The weapons are released by a set of scheduled
tasks that could be periodic with varying periods
Controls and Displays


Both the HUD and the MPD displays need to be
updated. The relevant tasks are typically
periodic.
Various components must accept user input.
These are generally user-trigged tasks.
RWR Control



The Radar Warning Receiver must be
programmed with specific frequencies it is
supposed to care about.
I'm not clear why the task to accept input would
be periodic – I'm suspecting a typo in the page
29 table.
I believe both tasks are user-triggered, with the
RWR programming done once the input has
been processed by the input task.
RWR Threat Response


The MCC must poll the RWR to determine if
there are any relevant threats. This is done
with a periodic task.
When there is a threat, a one-shot job does the
actual response, which is just updating the
display.
Built-In-Test (BIT)




The Built-In-Test is the functionality of testing
the hardware components.
One task periodically performs standard tests.
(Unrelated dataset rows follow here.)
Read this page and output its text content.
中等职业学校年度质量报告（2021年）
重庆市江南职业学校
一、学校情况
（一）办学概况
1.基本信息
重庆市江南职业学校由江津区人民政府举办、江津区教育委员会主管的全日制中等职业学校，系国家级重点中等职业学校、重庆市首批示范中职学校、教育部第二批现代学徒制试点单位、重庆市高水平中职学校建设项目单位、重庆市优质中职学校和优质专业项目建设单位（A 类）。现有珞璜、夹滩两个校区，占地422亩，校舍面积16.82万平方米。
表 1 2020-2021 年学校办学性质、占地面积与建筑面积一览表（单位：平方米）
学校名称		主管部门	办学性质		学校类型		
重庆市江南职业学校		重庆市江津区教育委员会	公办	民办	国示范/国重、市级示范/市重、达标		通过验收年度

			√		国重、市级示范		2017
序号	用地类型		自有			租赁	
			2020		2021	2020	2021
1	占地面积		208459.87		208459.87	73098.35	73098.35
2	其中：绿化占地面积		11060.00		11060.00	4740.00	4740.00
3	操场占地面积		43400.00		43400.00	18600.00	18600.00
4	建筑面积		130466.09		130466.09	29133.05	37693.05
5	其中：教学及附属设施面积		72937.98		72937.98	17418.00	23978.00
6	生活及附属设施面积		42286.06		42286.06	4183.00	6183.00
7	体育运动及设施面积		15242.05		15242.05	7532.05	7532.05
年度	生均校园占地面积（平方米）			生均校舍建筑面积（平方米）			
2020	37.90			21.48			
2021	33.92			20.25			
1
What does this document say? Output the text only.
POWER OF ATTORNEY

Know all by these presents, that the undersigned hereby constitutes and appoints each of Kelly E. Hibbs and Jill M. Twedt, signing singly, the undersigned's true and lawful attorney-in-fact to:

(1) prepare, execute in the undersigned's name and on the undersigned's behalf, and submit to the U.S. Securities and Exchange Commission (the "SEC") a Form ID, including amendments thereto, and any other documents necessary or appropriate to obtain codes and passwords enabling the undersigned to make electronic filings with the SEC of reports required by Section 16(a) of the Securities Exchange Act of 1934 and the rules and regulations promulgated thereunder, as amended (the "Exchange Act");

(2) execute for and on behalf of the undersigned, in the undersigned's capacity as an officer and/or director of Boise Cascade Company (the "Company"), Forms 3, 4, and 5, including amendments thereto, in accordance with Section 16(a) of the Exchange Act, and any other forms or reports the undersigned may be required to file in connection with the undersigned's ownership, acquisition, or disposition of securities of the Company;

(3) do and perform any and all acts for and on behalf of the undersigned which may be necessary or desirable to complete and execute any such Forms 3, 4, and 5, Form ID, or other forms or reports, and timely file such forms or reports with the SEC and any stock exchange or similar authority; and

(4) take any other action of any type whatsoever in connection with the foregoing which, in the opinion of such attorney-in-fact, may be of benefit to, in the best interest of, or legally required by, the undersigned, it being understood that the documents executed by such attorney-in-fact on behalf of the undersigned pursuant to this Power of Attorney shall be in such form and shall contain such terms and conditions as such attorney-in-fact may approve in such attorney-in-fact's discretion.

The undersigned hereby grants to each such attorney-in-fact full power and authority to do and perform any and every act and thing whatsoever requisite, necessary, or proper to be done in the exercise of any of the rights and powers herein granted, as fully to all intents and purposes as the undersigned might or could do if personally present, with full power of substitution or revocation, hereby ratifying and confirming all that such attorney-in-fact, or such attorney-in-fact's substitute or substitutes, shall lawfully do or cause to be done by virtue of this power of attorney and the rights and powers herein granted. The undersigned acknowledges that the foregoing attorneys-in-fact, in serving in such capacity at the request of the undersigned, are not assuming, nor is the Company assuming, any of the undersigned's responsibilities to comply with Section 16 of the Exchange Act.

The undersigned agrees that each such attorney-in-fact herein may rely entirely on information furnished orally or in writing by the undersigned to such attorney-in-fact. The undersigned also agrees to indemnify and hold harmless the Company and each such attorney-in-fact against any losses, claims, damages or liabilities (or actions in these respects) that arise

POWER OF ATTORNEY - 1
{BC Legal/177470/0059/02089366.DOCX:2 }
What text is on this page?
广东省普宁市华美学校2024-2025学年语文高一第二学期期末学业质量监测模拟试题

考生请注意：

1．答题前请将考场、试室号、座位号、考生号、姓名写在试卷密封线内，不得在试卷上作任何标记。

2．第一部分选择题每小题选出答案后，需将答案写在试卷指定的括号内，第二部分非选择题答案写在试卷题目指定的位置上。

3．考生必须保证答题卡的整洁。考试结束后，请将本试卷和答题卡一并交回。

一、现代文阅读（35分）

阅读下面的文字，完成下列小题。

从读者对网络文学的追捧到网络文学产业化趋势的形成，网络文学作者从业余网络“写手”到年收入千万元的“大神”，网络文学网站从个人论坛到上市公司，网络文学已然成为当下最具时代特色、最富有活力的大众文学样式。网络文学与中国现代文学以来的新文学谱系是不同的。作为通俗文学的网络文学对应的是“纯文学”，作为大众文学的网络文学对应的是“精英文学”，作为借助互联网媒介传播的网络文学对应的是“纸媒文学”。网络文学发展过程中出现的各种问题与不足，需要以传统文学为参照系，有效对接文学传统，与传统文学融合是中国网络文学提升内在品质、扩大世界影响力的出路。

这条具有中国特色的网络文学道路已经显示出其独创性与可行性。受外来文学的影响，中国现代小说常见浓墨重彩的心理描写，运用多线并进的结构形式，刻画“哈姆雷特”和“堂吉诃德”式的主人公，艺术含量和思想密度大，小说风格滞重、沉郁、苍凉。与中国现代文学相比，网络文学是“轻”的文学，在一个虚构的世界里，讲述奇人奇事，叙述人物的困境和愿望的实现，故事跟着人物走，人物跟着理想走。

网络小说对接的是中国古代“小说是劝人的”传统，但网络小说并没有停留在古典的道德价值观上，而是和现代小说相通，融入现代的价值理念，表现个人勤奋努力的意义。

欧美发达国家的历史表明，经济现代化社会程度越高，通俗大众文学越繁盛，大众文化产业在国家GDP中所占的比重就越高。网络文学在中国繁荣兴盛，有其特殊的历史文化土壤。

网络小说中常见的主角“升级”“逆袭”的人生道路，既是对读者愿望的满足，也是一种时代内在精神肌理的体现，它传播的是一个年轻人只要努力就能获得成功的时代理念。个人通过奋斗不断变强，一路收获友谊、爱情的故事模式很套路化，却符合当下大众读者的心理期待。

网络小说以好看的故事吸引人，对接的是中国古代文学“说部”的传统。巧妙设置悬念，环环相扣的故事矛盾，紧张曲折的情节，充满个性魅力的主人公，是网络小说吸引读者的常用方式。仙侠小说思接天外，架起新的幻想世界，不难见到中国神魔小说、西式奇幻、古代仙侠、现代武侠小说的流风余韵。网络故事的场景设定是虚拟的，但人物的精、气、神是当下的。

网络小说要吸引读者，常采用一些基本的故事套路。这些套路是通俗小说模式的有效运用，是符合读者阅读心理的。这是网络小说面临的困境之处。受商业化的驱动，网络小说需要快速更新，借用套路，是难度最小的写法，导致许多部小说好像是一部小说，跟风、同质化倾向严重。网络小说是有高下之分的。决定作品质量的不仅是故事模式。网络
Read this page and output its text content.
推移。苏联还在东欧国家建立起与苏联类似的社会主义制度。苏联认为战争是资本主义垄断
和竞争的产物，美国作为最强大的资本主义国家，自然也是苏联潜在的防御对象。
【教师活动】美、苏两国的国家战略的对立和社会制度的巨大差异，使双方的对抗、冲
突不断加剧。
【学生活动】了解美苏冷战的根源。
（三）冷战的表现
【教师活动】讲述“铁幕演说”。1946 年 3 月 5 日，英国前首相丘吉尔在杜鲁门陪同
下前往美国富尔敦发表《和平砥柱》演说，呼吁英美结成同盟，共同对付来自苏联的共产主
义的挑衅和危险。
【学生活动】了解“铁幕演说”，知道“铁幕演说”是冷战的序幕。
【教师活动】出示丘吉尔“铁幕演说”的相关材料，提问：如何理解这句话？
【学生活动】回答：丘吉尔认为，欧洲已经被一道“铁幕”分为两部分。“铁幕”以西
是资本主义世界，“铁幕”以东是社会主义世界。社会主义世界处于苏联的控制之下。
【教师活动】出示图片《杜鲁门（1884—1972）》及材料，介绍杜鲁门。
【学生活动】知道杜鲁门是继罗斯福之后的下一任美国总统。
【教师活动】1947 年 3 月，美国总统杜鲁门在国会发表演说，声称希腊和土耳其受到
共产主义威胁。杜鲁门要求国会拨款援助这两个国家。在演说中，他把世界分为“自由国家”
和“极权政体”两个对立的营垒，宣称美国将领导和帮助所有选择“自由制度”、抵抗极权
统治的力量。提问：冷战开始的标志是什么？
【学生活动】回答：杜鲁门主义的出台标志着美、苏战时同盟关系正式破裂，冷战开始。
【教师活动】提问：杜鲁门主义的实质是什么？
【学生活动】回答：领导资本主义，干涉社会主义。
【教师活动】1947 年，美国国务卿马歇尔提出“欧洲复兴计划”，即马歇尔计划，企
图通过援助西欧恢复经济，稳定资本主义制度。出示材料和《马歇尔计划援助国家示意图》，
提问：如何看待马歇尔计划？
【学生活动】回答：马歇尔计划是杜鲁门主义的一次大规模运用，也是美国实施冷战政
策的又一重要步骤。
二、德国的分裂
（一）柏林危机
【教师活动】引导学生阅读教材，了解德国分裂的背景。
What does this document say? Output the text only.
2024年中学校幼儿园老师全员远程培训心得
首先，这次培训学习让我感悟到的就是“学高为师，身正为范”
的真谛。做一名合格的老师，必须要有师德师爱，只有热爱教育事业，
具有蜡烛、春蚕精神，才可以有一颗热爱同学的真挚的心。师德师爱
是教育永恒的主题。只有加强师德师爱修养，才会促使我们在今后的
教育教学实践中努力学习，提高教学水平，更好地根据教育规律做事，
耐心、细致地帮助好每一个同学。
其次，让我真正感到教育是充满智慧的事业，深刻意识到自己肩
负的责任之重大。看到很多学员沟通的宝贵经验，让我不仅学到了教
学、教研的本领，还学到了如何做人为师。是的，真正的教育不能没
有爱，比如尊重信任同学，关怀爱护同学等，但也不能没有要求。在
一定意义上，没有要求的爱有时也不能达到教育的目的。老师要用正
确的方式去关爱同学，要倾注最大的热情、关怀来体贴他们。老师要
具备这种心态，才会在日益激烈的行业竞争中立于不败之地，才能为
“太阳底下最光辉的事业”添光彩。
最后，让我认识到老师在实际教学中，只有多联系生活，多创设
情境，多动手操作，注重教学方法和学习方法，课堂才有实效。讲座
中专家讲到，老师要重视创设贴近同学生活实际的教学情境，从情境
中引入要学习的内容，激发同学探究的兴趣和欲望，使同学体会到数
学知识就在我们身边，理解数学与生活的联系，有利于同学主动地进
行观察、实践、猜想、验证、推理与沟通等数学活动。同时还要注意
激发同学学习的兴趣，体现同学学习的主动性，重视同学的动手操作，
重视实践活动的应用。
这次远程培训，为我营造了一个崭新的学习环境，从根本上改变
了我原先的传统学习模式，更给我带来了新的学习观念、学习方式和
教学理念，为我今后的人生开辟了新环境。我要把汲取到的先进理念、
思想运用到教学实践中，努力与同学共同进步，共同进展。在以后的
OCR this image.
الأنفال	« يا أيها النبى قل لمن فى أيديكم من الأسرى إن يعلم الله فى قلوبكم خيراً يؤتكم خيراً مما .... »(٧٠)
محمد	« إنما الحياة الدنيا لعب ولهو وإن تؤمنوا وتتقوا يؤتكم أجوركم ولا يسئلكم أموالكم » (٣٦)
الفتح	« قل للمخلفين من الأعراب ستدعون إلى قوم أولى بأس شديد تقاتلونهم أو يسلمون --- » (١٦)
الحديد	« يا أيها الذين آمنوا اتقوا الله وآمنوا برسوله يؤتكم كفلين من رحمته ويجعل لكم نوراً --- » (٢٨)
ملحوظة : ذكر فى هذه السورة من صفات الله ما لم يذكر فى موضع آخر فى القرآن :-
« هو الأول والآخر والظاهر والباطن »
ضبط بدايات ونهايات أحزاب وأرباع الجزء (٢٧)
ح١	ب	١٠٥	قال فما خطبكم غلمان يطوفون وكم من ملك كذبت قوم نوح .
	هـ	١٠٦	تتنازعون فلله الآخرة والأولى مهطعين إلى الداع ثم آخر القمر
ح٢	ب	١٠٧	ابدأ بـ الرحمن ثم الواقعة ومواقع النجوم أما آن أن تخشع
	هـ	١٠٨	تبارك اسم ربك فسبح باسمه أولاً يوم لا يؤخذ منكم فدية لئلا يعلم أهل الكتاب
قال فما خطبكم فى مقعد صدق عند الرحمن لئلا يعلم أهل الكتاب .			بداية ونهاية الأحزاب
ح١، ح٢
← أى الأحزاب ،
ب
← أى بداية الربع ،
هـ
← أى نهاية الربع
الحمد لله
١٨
When a failure happens, a warning must be
produced.
The “Initiated BIT” test is when the operator
requests a specific, non-standard test.
Utilization Exceeds 1


The total utilization of the system exceeds 1, so
the system is not schedulable!
However, there are two reasons this isn't
actually a problem:


It isn't actually possible for all the tasks to run at
once.
Priorities are given which specify what work can be
shed if the utilization ever does exceed 1.